In musicals it’s often said: The songs must tell the story. They must move things along, not stall them in warbling which won’t nudge the plot. Well, Glee not only sings, but when it sings, it sells a tale, and in the case of Dream On, that story was a winner.
Take I Dreamed a Dream, in which Rachel heard a taped song sung by her never-met mother, Shelby Corcoran, and we witnessed in fantasy their duet. Granted, Rachel never has mentioned her mom until this episode, but one can understand how she’d long to meet her, and in I Dreamed a Dream, she did. (Plus I love the aptness of having Rachel sing a song from Lea Michele’s first show, Les Miserables. And BTW, Susan Boyle, this is how it’s done.)

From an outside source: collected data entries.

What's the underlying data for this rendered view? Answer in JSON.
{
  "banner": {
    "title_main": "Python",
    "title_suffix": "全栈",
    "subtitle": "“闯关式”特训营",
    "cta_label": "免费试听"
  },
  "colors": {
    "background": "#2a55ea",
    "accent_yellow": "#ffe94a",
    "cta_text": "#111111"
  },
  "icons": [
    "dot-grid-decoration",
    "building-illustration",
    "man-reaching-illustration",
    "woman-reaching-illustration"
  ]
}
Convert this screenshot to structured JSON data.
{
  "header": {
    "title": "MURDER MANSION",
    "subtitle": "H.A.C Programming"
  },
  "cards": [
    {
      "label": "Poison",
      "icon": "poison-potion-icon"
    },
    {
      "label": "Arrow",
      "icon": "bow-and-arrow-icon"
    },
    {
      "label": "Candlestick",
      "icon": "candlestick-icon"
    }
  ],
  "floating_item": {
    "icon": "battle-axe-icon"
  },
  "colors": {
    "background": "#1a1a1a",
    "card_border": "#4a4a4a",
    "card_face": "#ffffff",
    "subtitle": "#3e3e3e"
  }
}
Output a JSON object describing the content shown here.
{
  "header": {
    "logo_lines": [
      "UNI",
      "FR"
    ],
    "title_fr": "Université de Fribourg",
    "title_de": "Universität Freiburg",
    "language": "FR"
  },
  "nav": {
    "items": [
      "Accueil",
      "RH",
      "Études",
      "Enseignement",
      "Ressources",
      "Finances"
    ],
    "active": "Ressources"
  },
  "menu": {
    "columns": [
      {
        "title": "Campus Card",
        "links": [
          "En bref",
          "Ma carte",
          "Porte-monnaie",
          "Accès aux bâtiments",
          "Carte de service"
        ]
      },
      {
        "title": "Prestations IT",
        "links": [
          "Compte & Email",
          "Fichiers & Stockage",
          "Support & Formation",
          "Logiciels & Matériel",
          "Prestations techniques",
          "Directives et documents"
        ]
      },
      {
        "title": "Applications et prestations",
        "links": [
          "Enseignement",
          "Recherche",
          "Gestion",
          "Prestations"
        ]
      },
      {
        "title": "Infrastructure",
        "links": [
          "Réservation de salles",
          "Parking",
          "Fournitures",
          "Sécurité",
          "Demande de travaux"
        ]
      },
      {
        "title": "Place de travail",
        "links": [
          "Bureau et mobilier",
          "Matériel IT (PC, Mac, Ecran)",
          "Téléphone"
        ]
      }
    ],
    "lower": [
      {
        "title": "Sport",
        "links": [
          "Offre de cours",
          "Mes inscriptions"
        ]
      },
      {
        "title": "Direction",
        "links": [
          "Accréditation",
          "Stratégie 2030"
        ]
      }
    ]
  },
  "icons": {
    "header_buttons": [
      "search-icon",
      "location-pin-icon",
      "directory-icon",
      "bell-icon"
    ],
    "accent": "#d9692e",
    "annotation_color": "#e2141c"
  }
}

Take Dream On, in which Will and oldtime rival Bryan Ryan (Neil Patrick Harris) in effect slugged it out during community theater audtions — oddly enough, for Les Miz. (Why would you sing Aerosmith to show your chops for a musical about the French Revolution?) Or take Dream a Little Dream of Me, Artie’s wistful yet lilting melancholia about wanting to dance and hoping girlfriend Tina won’t forget him when she dances with Mike Chang. (And why did they have to tap? The sounds make the fact that they’re dancing — and Artie’s not — too painfully pointed. Plus, tap’s corny.)
Each song sold and expanded on the story. But so did some superb dialogue in what’s shaping up as an incredibly well written spring season. How about that hate-sex setup scene between Sue and Ryan? Whoa!
My only quibble was with the plotting. Having Artie’s paralysis take center stage immediately after last week’s sobering quadriplegic subplot was too much, too soon, for that subject. And while I loved that Kevin McHale finally got to dance, in his fantasy sequence for Safety Dance, and how it paid homage to Glee-style flash mobs in malls around the world, being engulfed in a sea of dancers hardly let Kevin truly show his stuff, if he is, in fact, the cast’s best dancer, as his colleages like to hype.
But the Rachel story was a winner, revealing Jesse’s true intentions, along with those of Shelby. It seems her spy has gone native, which thickens the plot nicely. I also loved the way Ryan spun on a dime and revealed he adores, not abhors, musicals. But his spinning once again late in the story confounded me, as did Artie’s quick jerk from happily trying to walk with crutches to wimpering pityingly an instant after he fell. Did he not think this could happen?
Then again, this is a 45-minute (sans ads) show, and we have to allow some narrative shorthand. And give guest director Josh Whedon credit for letting his Gleek flag fly so ably in this busy, crowded episode.
But even with all this, what stoked me most last night was seeing the preview for Episode 20, Theatricality. With Lady Gaga’s Bad Romance in the mix, it will have the heady, giddy lift that Dream On never quite mustered, and though it wasn’t previewed, I’ve heard Michele and Menzel’s duet for Gaga’s Poker Face, and its reinvention is amazing.
Even when Glee goes by the numbers and merely remakes songs (last week’s Jessie’s Girl, for instance), I’m still onboard, because they still sound so good. But reworking a song — re-dreaming it, if you will — makes that song Glee’s own, and Poker Face takes on a whole new dimension, meaning and appeal with what’s coming next week. I can’t wait, but I have to.
Three more shows. Three more chances to continue boldly going where no TV series has gone before. Fellow Gleeks, have we ever had it so good?